Following the weakening of the Anatolian Seljuk State, several beylics from various Turkish tribes emerged in Anatolia. One of these beylics was the Ottoman Beylic, a member of the Kayi tribe of Oghuz Turks from the Sogut-Yenisehir-Bilecik region. The Ottoman Beylic succeeded in establishing the union of the beylics in Anatolia in a short period of time.

The Ottomans who fought against the neighboring Byzantine State, first crossed into Rumelia and then captured Constantinople in 1453 during the reign of Sultan Mehmed II (1451-1481), putting an end to the Byzantine Empire and thus, to the Middle Ages. In the reign of Sultan Mehmed II, who assumed the title of "the Conqueror", the Ottoman State entered into an era of rapid development which would last until the end of the sixteenth century.

The Ottomans fought with the Serbs, Bulgarians, Hungarians, Venetians, the Austro-Hungarian Empire, Britain, the Vatican, Spain and also France and Russia from time to time in the West; and in the East and the South, the Akkoyunlus, Tamerlanes, Mamelukes, Safavids and the Karamanids, which were all Turkish states. During the reign of Sultan Selim I (1512-1520), Egypt was conquered and the "Caliphate" passed from the Abbasids to the Ottoman dynasty. During the reign of Suleyman the Magnificent (1520-1566), the Ottoman State had a developed state organization, a powerful army and finances. The borders of the Empire extended from the Crimea in the North to Yemen and Sudan in the South, and from Iran and the Caspian Sea in the East to Vienna in the Northwest and Spain in the Southwest.

However, the Ottoman Empire lost its economic and military superiority vis-a-vis Europe, which had developed rapidly with the Renaissance and the geographical discoveries starting with the sixteenth century and failed to adapt to the new developments. Thus, the balance of power developed in favor of the European States starting in the same century. The nationalist movements that started in the nineteenth century and the rebellions of the Balkan nations organized and supported by the European States and Russia, brought about the emergence of independent states within the Ottoman territories in the Balkans. The military defeats which exacerbated the process of dissolution of the Empire forced the Ottoman administration to take steps to modernize the country. Thus, reform efforts were made constantly in the Empire throughout the nineteenth century.

The most significant characteristic of the First Constitutional Period in 1876, which coincided with the reign of Sultan Abdulhamid II (1876-1909), was that it provided a constitution in the Western model for the first time.

The constitution, which had been prepared by a group of intellectuals called the "Young Turks" forced Sultan Abdulhamid to accept this constitution and the Ottoman state was transformed into a constitutional state. However, Sultan Abdulhamid disbanded the Parliament in 1877 and terminated constitutional rule, using the Ottoman-Russian War of 1877-1879 as a pretext. The Committee of Union and Progress which started activities as an opposition organization founded by the Young Turks, first forced the Sultan to repromulgate the Constitution in 1908 and later seized power.

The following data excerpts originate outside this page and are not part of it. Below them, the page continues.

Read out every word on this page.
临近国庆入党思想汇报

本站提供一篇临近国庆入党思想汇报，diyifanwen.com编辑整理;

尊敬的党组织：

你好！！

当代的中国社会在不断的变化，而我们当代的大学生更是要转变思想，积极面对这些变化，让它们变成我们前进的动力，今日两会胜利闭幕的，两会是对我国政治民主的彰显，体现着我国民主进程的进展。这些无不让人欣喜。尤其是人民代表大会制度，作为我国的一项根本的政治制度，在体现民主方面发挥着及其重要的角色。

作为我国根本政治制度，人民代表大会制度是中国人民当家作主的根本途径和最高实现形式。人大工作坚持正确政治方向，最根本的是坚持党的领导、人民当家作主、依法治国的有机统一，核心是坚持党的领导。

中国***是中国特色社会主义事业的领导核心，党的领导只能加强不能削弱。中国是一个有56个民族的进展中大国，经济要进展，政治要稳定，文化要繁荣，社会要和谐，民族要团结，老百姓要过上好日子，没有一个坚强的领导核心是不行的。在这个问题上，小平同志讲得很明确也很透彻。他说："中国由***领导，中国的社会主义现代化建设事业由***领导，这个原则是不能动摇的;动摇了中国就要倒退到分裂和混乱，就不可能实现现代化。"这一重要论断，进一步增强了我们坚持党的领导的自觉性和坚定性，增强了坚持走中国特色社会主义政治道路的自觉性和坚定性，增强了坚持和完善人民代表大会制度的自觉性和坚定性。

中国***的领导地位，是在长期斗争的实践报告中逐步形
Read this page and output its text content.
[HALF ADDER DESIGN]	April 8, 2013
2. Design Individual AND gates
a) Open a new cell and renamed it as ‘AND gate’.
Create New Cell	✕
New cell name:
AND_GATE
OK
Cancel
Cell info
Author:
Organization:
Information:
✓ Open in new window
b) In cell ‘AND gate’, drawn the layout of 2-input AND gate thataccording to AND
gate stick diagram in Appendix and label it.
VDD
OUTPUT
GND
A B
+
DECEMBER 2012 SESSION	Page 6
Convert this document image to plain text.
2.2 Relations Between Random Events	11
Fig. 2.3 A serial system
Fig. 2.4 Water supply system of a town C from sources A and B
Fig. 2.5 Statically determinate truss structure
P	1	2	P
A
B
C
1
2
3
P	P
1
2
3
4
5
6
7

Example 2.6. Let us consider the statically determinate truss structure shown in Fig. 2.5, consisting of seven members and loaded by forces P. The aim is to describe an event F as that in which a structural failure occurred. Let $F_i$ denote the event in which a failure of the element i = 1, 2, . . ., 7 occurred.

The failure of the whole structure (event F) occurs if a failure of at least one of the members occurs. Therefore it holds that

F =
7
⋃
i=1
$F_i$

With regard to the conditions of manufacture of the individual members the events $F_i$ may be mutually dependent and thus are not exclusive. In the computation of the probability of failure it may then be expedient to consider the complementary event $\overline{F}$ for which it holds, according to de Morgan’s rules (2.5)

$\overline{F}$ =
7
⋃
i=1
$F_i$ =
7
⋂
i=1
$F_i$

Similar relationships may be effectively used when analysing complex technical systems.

However, the liberalization which started after Abdulhamid with the Second Constitution did not last long. The Tripoli War (1911-1912) against the Italians and the Balkan Wars (1912-1913) which erupted in the wake of these political developments, weakened the new administration and the environment of freedom that started with the Second Constitution transformed the democratic environment into a single-party autocracy.

The territories of the Ottoman State, which had allied with Germany in the First World War (1914-1918), were occupied by Britain, France, Russia and Greece following the Moudhros Armistice signed in 1918, after the Central Powers were defeated. The occupation of the homeland and the helplessness of the Istanbul government left no other choice but resistance for the Turkish people in Anatolia and Thrace. The Greek occupation accelerated the establishment of small defense fronts and the formation of regional resistance organizations.

The Selimiye Mosque, one of the masterpieces of Ottoman art which was constructed at Edirne by Sultan Selim II. The Ottoman Empire had a state identity which provided the most tolerant administration of its age throughout the Middle Ages and the New Age. In fact, throughout the six hundred years of its administration it was able to hold together people of different religions, languages and races and undertook an important role in the protection of cultures and languages of these nations by providing freedom of religion and conscience. Furthermore, it contributed significantly to the history of civilization with both scientific and cultural masterpieces due to its cultural, scientific, artistic and state admin- istrative experience and acquisitions of the previous Turkish states.

The Ottoman Empire created rare masterpieces with its unique architecture, stone and wood carving, the art of tilemaking, ornamentation, the art of miniature painting, calligraphy and bookbinding. Above all, it was influencial for hundreds of years in world politics.